The focus of this release was first a major restructuring of how children are handled in the node tree. The generated code opens up the possibility of many more scalability improvements in the coming releases. The pure iteration speed for the node tree will make compile times for the Python part even shorter in coming releases. Scalability will be a continuous focus for some releases.

Then the avoiding of API calls is a huge benefit for many platforms that are otherwise at a disadvantage. This is also only started. We will aim at getting more complex programs to do next to none of these, so far only some tests are working after program start without them, which is of course big progress. We will progress there with future releases as well.
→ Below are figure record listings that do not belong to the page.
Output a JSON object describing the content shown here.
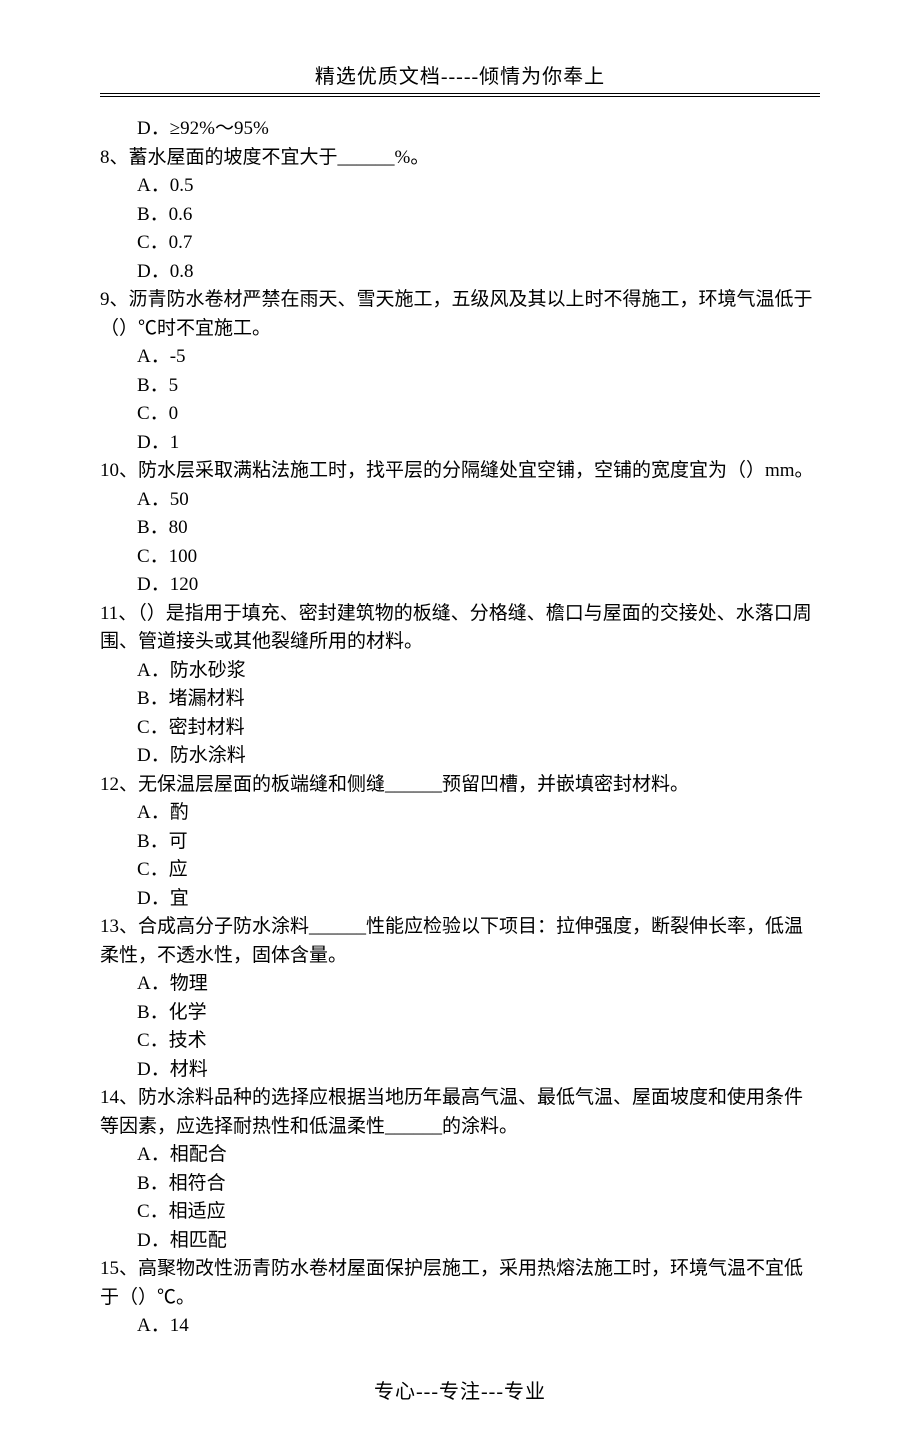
{
  "header": "精选优质文档-----倾情为你奉上",
  "footer": "专心---专注---专业",
  "lines": {
    "l0": "　D．≥92%～95%",
    "q8": "8、蓄水屋面的坡度不宜大于______%。",
    "q8a": "　A．0.5",
    "q8b": "　B．0.6",
    "q8c": "　C．0.7",
    "q8d": "　D．0.8",
    "q9": "9、沥青防水卷材严禁在雨天、雪天施工，五级风及其以上时不得施工，环境气温低于（）℃时不宜施工。",
    "q9a": "　A．-5",
    "q9b": "　B．5",
    "q9c": "　C．0",
    "q9d": "　D．1",
    "q10": "10、防水层采取满粘法施工时，找平层的分隔缝处宜空铺，空铺的宽度宜为（）mm。",
    "q10a": "　A．50",
    "q10b": "　B．80",
    "q10c": "　C．100",
    "q10d": "　D．120",
    "q11": "11、（）是指用于填充、密封建筑物的板缝、分格缝、檐口与屋面的交接处、水落口周围、管道接头或其他裂缝所用的材料。",
    "q11a": "　A．防水砂浆",
    "q11b": "　B．堵漏材料",
    "q11c": "　C．密封材料",
    "q11d": "　D．防水涂料",
    "q12": "12、无保温层屋面的板端缝和侧缝______预留凹槽，并嵌填密封材料。",
    "q12a": "　A．酌",
    "q12b": "　B．可",
    "q12c": "　C．应",
    "q12d": "　D．宜",
    "q13": "13、合成高分子防水涂料______性能应检验以下项目：拉伸强度，断裂伸长率，低温柔性，不透水性，固体含量。",
    "q13a": "　A．物理",
    "q13b": "　B．化学",
    "q13c": "　C．技术",
    "q13d": "　D．材料",
    "q14": "14、防水涂料品种的选择应根据当地历年最高气温、最低气温、屋面坡度和使用条件等因素，应选择耐热性和低温柔性______的涂料。",
    "q14a": "　A．相配合",
    "q14b": "　B．相符合",
    "q14c": "　C．相适应",
    "q14d": "　D．相匹配",
    "q15": "15、高聚物改性沥青防水卷材屋面保护层施工，采用热熔法施工时，环境气温不宜低于（）℃。",
    "q15a": "　A．14"
  }
}
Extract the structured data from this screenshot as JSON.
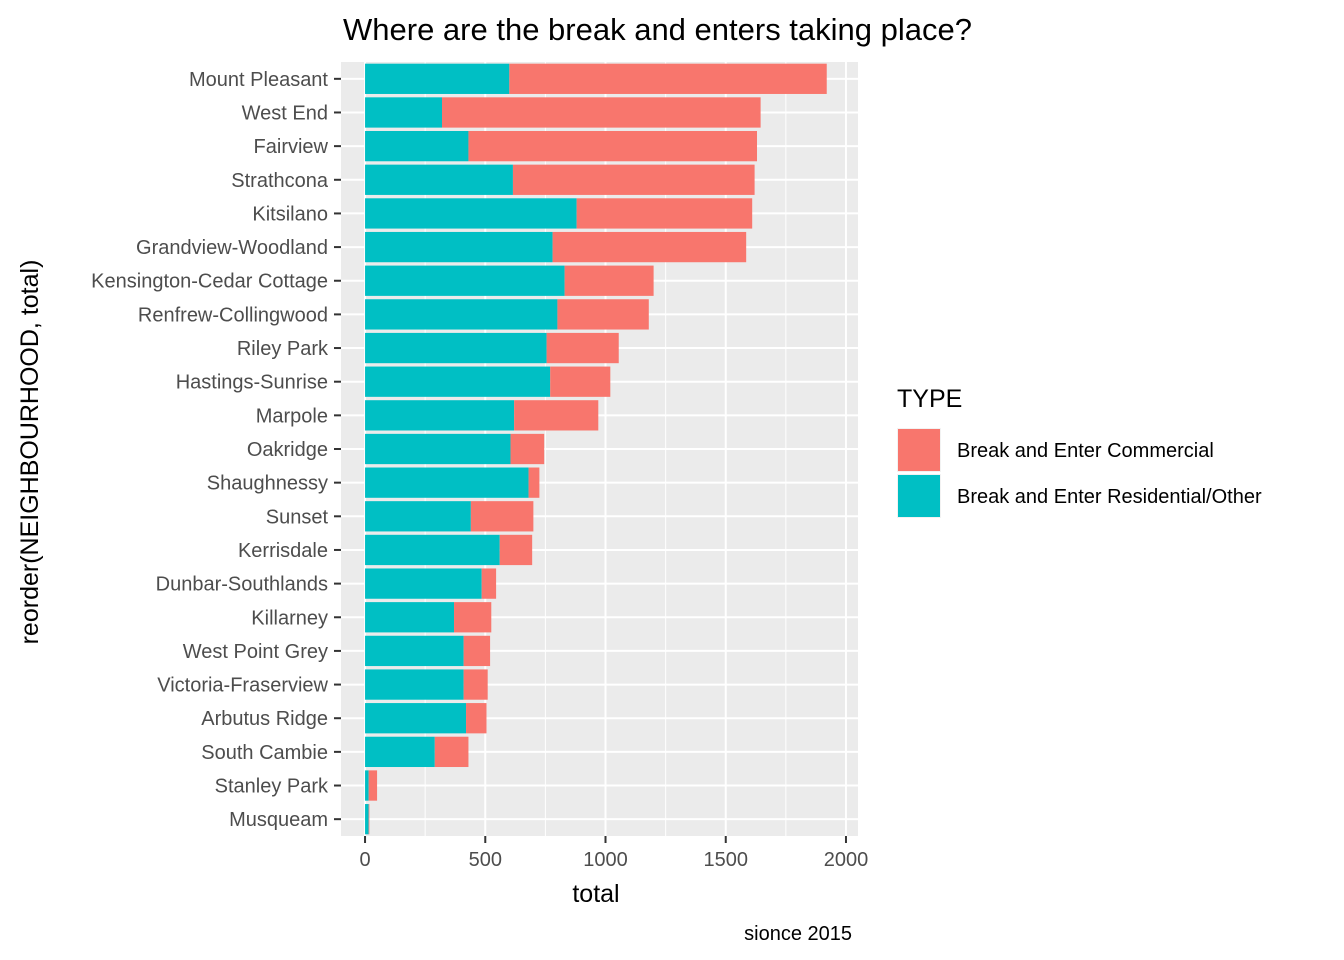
{
  "chart_data": {
    "type": "bar",
    "orientation": "horizontal",
    "stacked": true,
    "title": "Where are the break and enters taking place?",
    "xlabel": "total",
    "ylabel": "reorder(NEIGHBOURHOOD, total)",
    "caption": "sionce 2015",
    "xlim": [
      0,
      2000
    ],
    "x_ticks": [
      0,
      500,
      1000,
      1500,
      2000
    ],
    "grid": true,
    "legend_position": "right",
    "legend_title": "TYPE",
    "categories": [
      "Mount Pleasant",
      "West End",
      "Fairview",
      "Strathcona",
      "Kitsilano",
      "Grandview-Woodland",
      "Kensington-Cedar Cottage",
      "Renfrew-Collingwood",
      "Riley Park",
      "Hastings-Sunrise",
      "Marpole",
      "Oakridge",
      "Shaughnessy",
      "Sunset",
      "Kerrisdale",
      "Dunbar-Southlands",
      "Killarney",
      "West Point Grey",
      "Victoria-Fraserview",
      "Arbutus Ridge",
      "South Cambie",
      "Stanley Park",
      "Musqueam"
    ],
    "series": [
      {
        "name": "Break and Enter Residential/Other",
        "color": "#00BFC4",
        "values": [
          600,
          320,
          430,
          615,
          880,
          780,
          830,
          800,
          755,
          770,
          620,
          605,
          680,
          440,
          560,
          485,
          370,
          410,
          410,
          420,
          290,
          15,
          15
        ]
      },
      {
        "name": "Break and Enter Commercial",
        "color": "#F8766D",
        "values": [
          1320,
          1325,
          1200,
          1005,
          730,
          805,
          370,
          380,
          300,
          250,
          350,
          140,
          45,
          260,
          135,
          60,
          155,
          110,
          100,
          85,
          140,
          35,
          3
        ]
      }
    ],
    "legend_order": [
      "Break and Enter Commercial",
      "Break and Enter Residential/Other"
    ]
  }
}
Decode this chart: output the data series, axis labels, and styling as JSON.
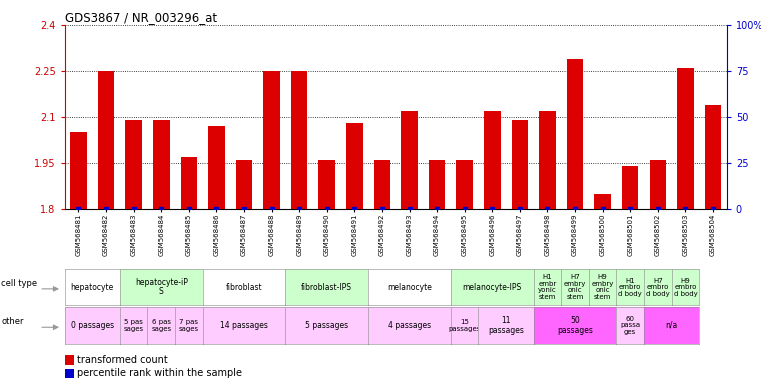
{
  "title": "GDS3867 / NR_003296_at",
  "samples": [
    "GSM568481",
    "GSM568482",
    "GSM568483",
    "GSM568484",
    "GSM568485",
    "GSM568486",
    "GSM568487",
    "GSM568488",
    "GSM568489",
    "GSM568490",
    "GSM568491",
    "GSM568492",
    "GSM568493",
    "GSM568494",
    "GSM568495",
    "GSM568496",
    "GSM568497",
    "GSM568498",
    "GSM568499",
    "GSM568500",
    "GSM568501",
    "GSM568502",
    "GSM568503",
    "GSM568504"
  ],
  "values": [
    2.05,
    2.25,
    2.09,
    2.09,
    1.97,
    2.07,
    1.96,
    2.25,
    2.25,
    1.96,
    2.08,
    1.96,
    2.12,
    1.96,
    1.96,
    2.12,
    2.09,
    2.12,
    2.29,
    1.85,
    1.94,
    1.96,
    2.26,
    2.14
  ],
  "ylim_left": [
    1.8,
    2.4
  ],
  "yticks_left": [
    1.8,
    1.95,
    2.1,
    2.25,
    2.4
  ],
  "ytick_labels_left": [
    "1.8",
    "1.95",
    "2.1",
    "2.25",
    "2.4"
  ],
  "ylim_right": [
    0,
    100
  ],
  "yticks_right": [
    0,
    25,
    50,
    75,
    100
  ],
  "ytick_labels_right": [
    "0",
    "25",
    "50",
    "75",
    "100%"
  ],
  "bar_color": "#dd0000",
  "blue_marker_color": "#0000cc",
  "bar_baseline": 1.8,
  "tick_label_color_left": "#cc0000",
  "tick_label_color_right": "#0000cc",
  "cell_groups": [
    {
      "label": "hepatocyte",
      "start": 0,
      "end": 1,
      "color": "#ffffff"
    },
    {
      "label": "hepatocyte-iP\nS",
      "start": 2,
      "end": 4,
      "color": "#ccffcc"
    },
    {
      "label": "fibroblast",
      "start": 5,
      "end": 7,
      "color": "#ffffff"
    },
    {
      "label": "fibroblast-IPS",
      "start": 8,
      "end": 10,
      "color": "#ccffcc"
    },
    {
      "label": "melanocyte",
      "start": 11,
      "end": 13,
      "color": "#ffffff"
    },
    {
      "label": "melanocyte-IPS",
      "start": 14,
      "end": 16,
      "color": "#ccffcc"
    },
    {
      "label": "H1\nembr\nyonic\nstem",
      "start": 17,
      "end": 17,
      "color": "#ccffcc"
    },
    {
      "label": "H7\nembry\nonic\nstem",
      "start": 18,
      "end": 18,
      "color": "#ccffcc"
    },
    {
      "label": "H9\nembry\nonic\nstem",
      "start": 19,
      "end": 19,
      "color": "#ccffcc"
    },
    {
      "label": "H1\nembro\nd body",
      "start": 20,
      "end": 20,
      "color": "#ccffcc"
    },
    {
      "label": "H7\nembro\nd body",
      "start": 21,
      "end": 21,
      "color": "#ccffcc"
    },
    {
      "label": "H9\nembro\nd body",
      "start": 22,
      "end": 22,
      "color": "#ccffcc"
    }
  ],
  "other_groups": [
    {
      "label": "0 passages",
      "start": 0,
      "end": 1,
      "color": "#ffccff"
    },
    {
      "label": "5 pas\nsages",
      "start": 2,
      "end": 2,
      "color": "#ffccff"
    },
    {
      "label": "6 pas\nsages",
      "start": 3,
      "end": 3,
      "color": "#ffccff"
    },
    {
      "label": "7 pas\nsages",
      "start": 4,
      "end": 4,
      "color": "#ffccff"
    },
    {
      "label": "14 passages",
      "start": 5,
      "end": 7,
      "color": "#ffccff"
    },
    {
      "label": "5 passages",
      "start": 8,
      "end": 10,
      "color": "#ffccff"
    },
    {
      "label": "4 passages",
      "start": 11,
      "end": 13,
      "color": "#ffccff"
    },
    {
      "label": "15\npassages",
      "start": 14,
      "end": 14,
      "color": "#ffccff"
    },
    {
      "label": "11\npassages",
      "start": 15,
      "end": 16,
      "color": "#ffccff"
    },
    {
      "label": "50\npassages",
      "start": 17,
      "end": 19,
      "color": "#ff66ff"
    },
    {
      "label": "60\npassa\nges",
      "start": 20,
      "end": 20,
      "color": "#ffccff"
    },
    {
      "label": "n/a",
      "start": 21,
      "end": 22,
      "color": "#ff66ff"
    }
  ]
}
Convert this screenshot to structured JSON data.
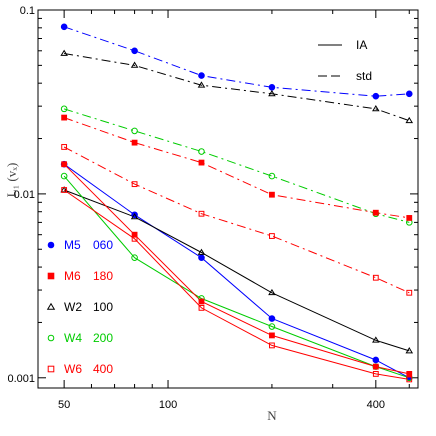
{
  "chart_data": {
    "type": "line",
    "xscale": "log",
    "yscale": "log",
    "xlim": [
      42,
      530
    ],
    "ylim": [
      0.00088,
      0.1
    ],
    "xlabel": "N",
    "ylabel": "L₁ (vₓ)",
    "x_ticks": [
      50,
      100,
      400
    ],
    "y_ticks": [
      0.1,
      0.01,
      0.001
    ],
    "style_legend": [
      {
        "label": "IA",
        "dash": "solid"
      },
      {
        "label": "std",
        "dash": "dashed"
      }
    ],
    "series_legend": [
      {
        "model": "M5",
        "value": "060",
        "color": "#0000ff",
        "marker": "filled-circle"
      },
      {
        "model": "M6",
        "value": "180",
        "color": "#ff0000",
        "marker": "filled-square"
      },
      {
        "model": "W2",
        "value": "100",
        "color": "#000000",
        "marker": "open-triangle"
      },
      {
        "model": "W4",
        "value": "200",
        "color": "#00cc00",
        "marker": "open-circle"
      },
      {
        "model": "W6",
        "value": "400",
        "color": "#ff0000",
        "marker": "open-square"
      }
    ],
    "x": [
      50,
      80,
      125,
      200,
      400,
      500
    ],
    "series": [
      {
        "model": "M5",
        "style": "std",
        "color": "#0000ff",
        "marker": "filled-circle",
        "values": [
          0.081,
          0.06,
          0.044,
          0.038,
          0.034,
          0.035
        ]
      },
      {
        "model": "W2",
        "style": "std",
        "color": "#000000",
        "marker": "open-triangle",
        "values": [
          0.058,
          0.05,
          0.039,
          0.035,
          0.029,
          0.025
        ]
      },
      {
        "model": "W4",
        "style": "std",
        "color": "#00cc00",
        "marker": "open-circle",
        "values": [
          0.029,
          0.022,
          0.017,
          0.0125,
          0.0078,
          0.007
        ]
      },
      {
        "model": "M6",
        "style": "std",
        "color": "#ff0000",
        "marker": "filled-square",
        "values": [
          0.026,
          0.019,
          0.0148,
          0.0099,
          0.0079,
          0.0074
        ]
      },
      {
        "model": "W6",
        "style": "std",
        "color": "#ff0000",
        "marker": "open-square",
        "values": [
          0.018,
          0.0113,
          0.0078,
          0.0059,
          0.0035,
          0.0029
        ]
      },
      {
        "model": "M5",
        "style": "IA",
        "color": "#0000ff",
        "marker": "filled-circle",
        "values": [
          0.0145,
          0.0077,
          0.0045,
          0.0021,
          0.00125,
          0.001
        ]
      },
      {
        "model": "W2",
        "style": "IA",
        "color": "#000000",
        "marker": "open-triangle",
        "values": [
          0.0105,
          0.0075,
          0.0048,
          0.0029,
          0.0016,
          0.0014
        ]
      },
      {
        "model": "W4",
        "style": "IA",
        "color": "#00cc00",
        "marker": "open-circle",
        "values": [
          0.0125,
          0.0045,
          0.0027,
          0.0019,
          0.00115,
          0.001
        ]
      },
      {
        "model": "M6",
        "style": "IA",
        "color": "#ff0000",
        "marker": "filled-square",
        "values": [
          0.0145,
          0.006,
          0.0026,
          0.0017,
          0.00115,
          0.00105
        ]
      },
      {
        "model": "W6",
        "style": "IA",
        "color": "#ff0000",
        "marker": "open-square",
        "values": [
          0.0105,
          0.0057,
          0.0024,
          0.0015,
          0.00105,
          0.00098
        ]
      }
    ]
  }
}
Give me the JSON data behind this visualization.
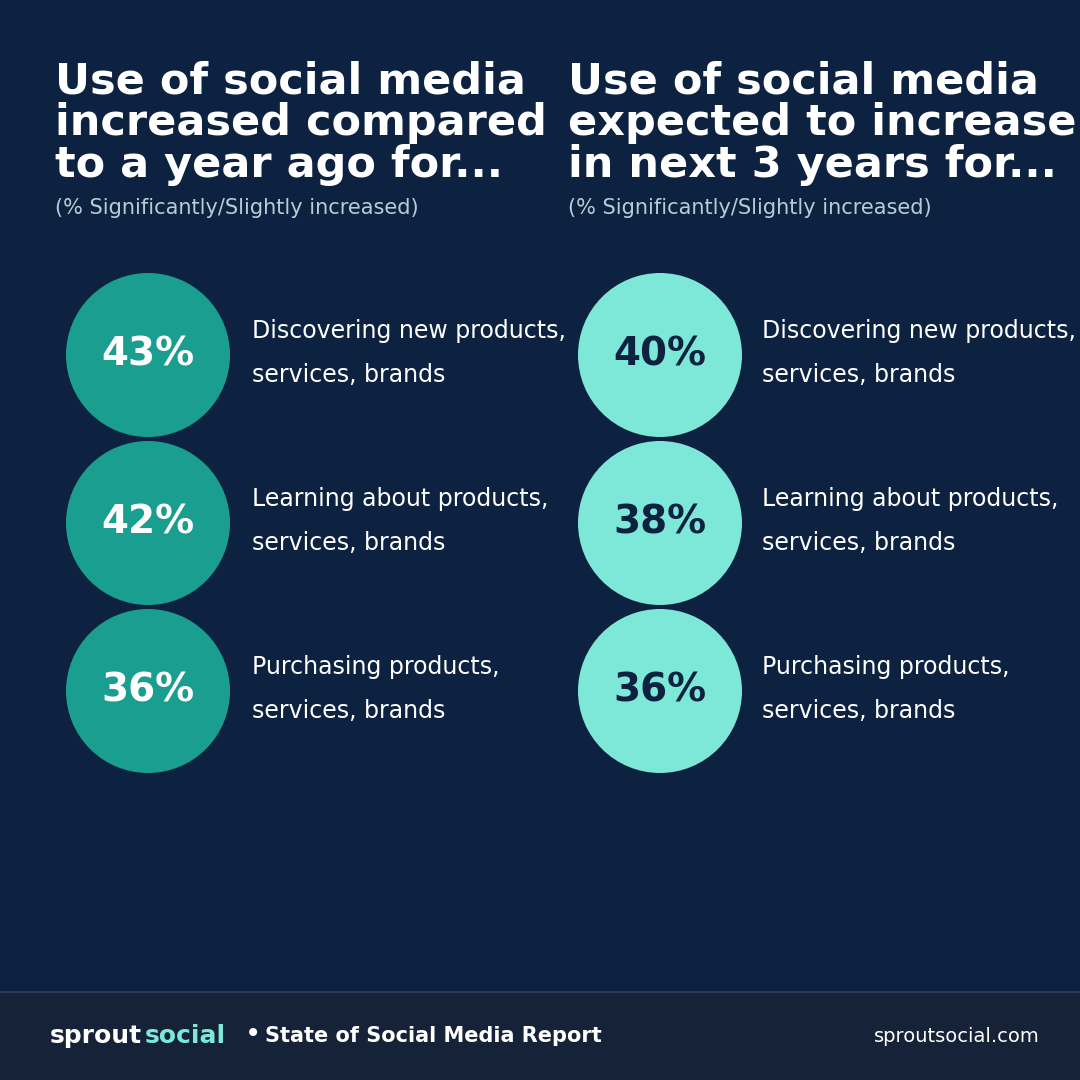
{
  "bg_color": "#0d2240",
  "footer_bg": "#152238",
  "left_title_line1": "Use of social media",
  "left_title_line2": "increased compared",
  "left_title_line3": "to a year ago for...",
  "right_title_line1": "Use of social media",
  "right_title_line2": "expected to increase",
  "right_title_line3": "in next 3 years for...",
  "subtitle": "(% Significantly/Slightly increased)",
  "left_items": [
    {
      "pct": "43%",
      "label_line1": "Discovering new products,",
      "label_line2": "services, brands"
    },
    {
      "pct": "42%",
      "label_line1": "Learning about products,",
      "label_line2": "services, brands"
    },
    {
      "pct": "36%",
      "label_line1": "Purchasing products,",
      "label_line2": "services, brands"
    }
  ],
  "right_items": [
    {
      "pct": "40%",
      "label_line1": "Discovering new products,",
      "label_line2": "services, brands"
    },
    {
      "pct": "38%",
      "label_line1": "Learning about products,",
      "label_line2": "services, brands"
    },
    {
      "pct": "36%",
      "label_line1": "Purchasing products,",
      "label_line2": "services, brands"
    }
  ],
  "left_circle_color": "#1a9e8f",
  "right_circle_color": "#7de8d8",
  "left_pct_text_color": "#ffffff",
  "right_pct_text_color": "#0d2240",
  "label_text_color": "#ffffff",
  "title_color": "#ffffff",
  "subtitle_color": "#b8ccd8",
  "footer_text_color": "#ffffff",
  "footer_social_color": "#7de8d8",
  "footer_report": "State of Social Media Report",
  "footer_url": "sproutsocial.com",
  "footer_divider_color": "#2a4060"
}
Catching up on problems that previous migrations have not discovered is also a huge step forward to restoring the performance supremacy, that was not there anymore in extreme cases.

The Yaml package configuration work is showing its fruits. More people have been able to contribute changes for anti-bloat or missing dependencies than ever before.

Some part of the Python 3.11 work have positively influenced things, e.g. with the frame cleanup. THe focus of the next release cycle shall be to add support for it. Right now, generator frames need a cleanup to be finished, to also become better and working with 3.11 at the same time. Where possible, work to support 3.11 was also conducted as a cleanup action, or reduction of the technical debts.

All in all, it is fair to say that this release is a big leap forward in all kinds of ways.